Acara yang berlangsung di ruang sederhana itu menjadi titik temu lintas generasi dan komunitas. Relief yang selama ini terukir diam di atas batu nisan makam tua kini dialihwujudkan menjadi motif kain batik.


Seminar diseminasi sekaligus merawat ingatan kolektif masyarakat Jasinga yang wilayahnya pada 1826 pernah mencakup kawasan luas, mulai dari Tenjo, Parungpanjang, Rumpin, Sukajaya, Cigudeg, Nanggung, Leuwisadeng, Leuwiliang, hingga Labak, Banten.


Motif batik Jasinga yang ditransformasikan dari relief nisan makam tua bukan sekadar corak dekoratif.

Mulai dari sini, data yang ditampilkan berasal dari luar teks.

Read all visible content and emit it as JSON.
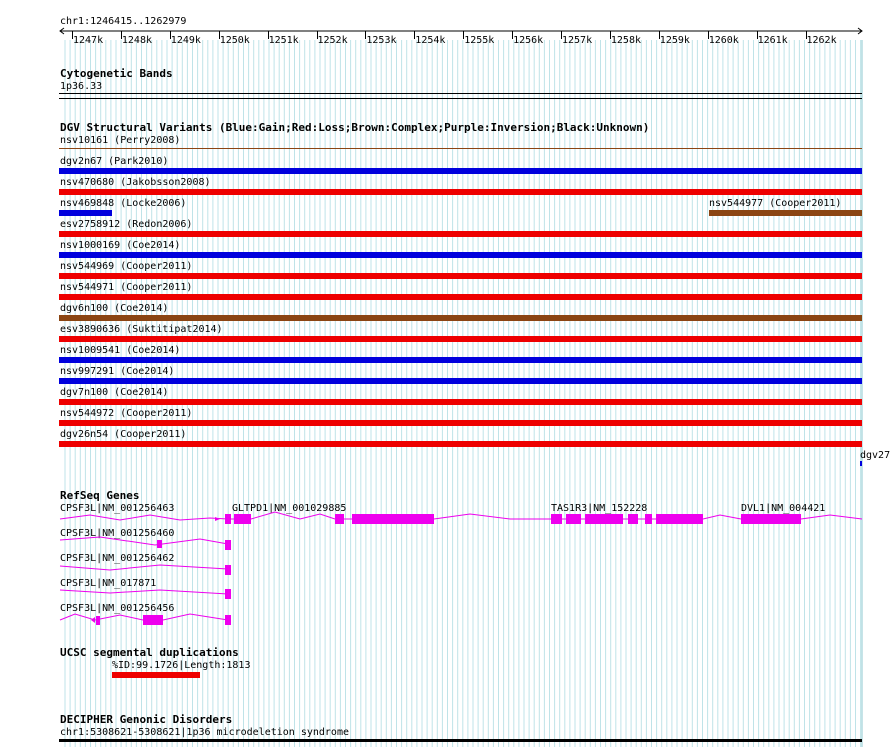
{
  "ruler": {
    "region": "chr1:1246415..1262979",
    "ticks": [
      "1247k",
      "1248k",
      "1249k",
      "1250k",
      "1251k",
      "1252k",
      "1253k",
      "1254k",
      "1255k",
      "1256k",
      "1257k",
      "1258k",
      "1259k",
      "1260k",
      "1261k",
      "1262k"
    ]
  },
  "cyto": {
    "title": "Cytogenetic Bands",
    "band": "1p36.33"
  },
  "dgv": {
    "title": "DGV Structural Variants (Blue:Gain;Red:Loss;Brown:Complex;Purple:Inversion;Black:Unknown)",
    "first": "nsv10161 (Perry2008)",
    "extra_label": "nsv544977 (Cooper2011)",
    "edge_label": "dgv27",
    "colors": {
      "gain": "#0000dd",
      "loss": "#ee0000",
      "complex": "#8b4513"
    },
    "rows": [
      {
        "label": "dgv2n67 (Park2010)",
        "type": "gain"
      },
      {
        "label": "nsv470680 (Jakobsson2008)",
        "type": "loss"
      },
      {
        "label": "nsv469848 (Locke2006)",
        "type": "gain"
      },
      {
        "label": "esv2758912 (Redon2006)",
        "type": "loss"
      },
      {
        "label": "nsv1000169 (Coe2014)",
        "type": "gain"
      },
      {
        "label": "nsv544969 (Cooper2011)",
        "type": "loss"
      },
      {
        "label": "nsv544971 (Cooper2011)",
        "type": "loss"
      },
      {
        "label": "dgv6n100 (Coe2014)",
        "type": "complex"
      },
      {
        "label": "esv3890636 (Suktitipat2014)",
        "type": "loss"
      },
      {
        "label": "nsv1009541 (Coe2014)",
        "type": "gain"
      },
      {
        "label": "nsv997291 (Coe2014)",
        "type": "gain"
      },
      {
        "label": "dgv7n100 (Coe2014)",
        "type": "loss"
      },
      {
        "label": "nsv544972 (Cooper2011)",
        "type": "loss"
      },
      {
        "label": "dgv26n54 (Cooper2011)",
        "type": "loss"
      }
    ]
  },
  "refseq": {
    "title": "RefSeq Genes",
    "gene_color": "#ee00ee",
    "labels": {
      "cpsf3l_463": "CPSF3L|NM_001256463",
      "gltpd1": "GLTPD1|NM_001029885",
      "tas1r3": "TAS1R3|NM_152228",
      "dvl1": "DVL1|NM_004421",
      "cpsf3l_460": "CPSF3L|NM_001256460",
      "cpsf3l_462": "CPSF3L|NM_001256462",
      "cpsf3l_871": "CPSF3L|NM_017871",
      "cpsf3l_456": "CPSF3L|NM_001256456"
    }
  },
  "segdup": {
    "title": "UCSC segmental duplications",
    "label": "%ID:99.1726|Length:1813"
  },
  "decipher": {
    "title": "DECIPHER Genonic Disorders",
    "label": "chr1:5308621-5308621|1p36 microdeletion syndrome"
  }
}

Setiap motif menyimpan lapisan makna budaya dan sejarah.



Motif geometris melambangkan keteraturan dan keharmonisan hidup. Motif flora merepresentasikan pertumbuhan dan keberlanjutan budaya.


Motif mahkota mencerminkan penghormatan kepada leluhur. Sementara motif simpul menggambarkan keterhubungan manusia, alam, dan sejarah.


Dua motif lain yang khas adalah Muhara yang merepresentasikan ruang pertemuan budaya dan akulturasi, serta Pancer, simbol pusat keseimbangan identitas.


Wildan, narasumber dari Bilik Jasinga yang merupakan pemuda asal Kecamatan Jasinga, menjelaskan makna dibalik transformasi ini.


"Dari relief yang terukir pada batu nisan, lahir jejak sejarah yang ditransformasi menjadi karya. Bukan sekadar motif, tetapi ikhtiar menjaga ingatan dan merawat identitas," ujar Wildan kepada awak media pada Sabtu (27/6).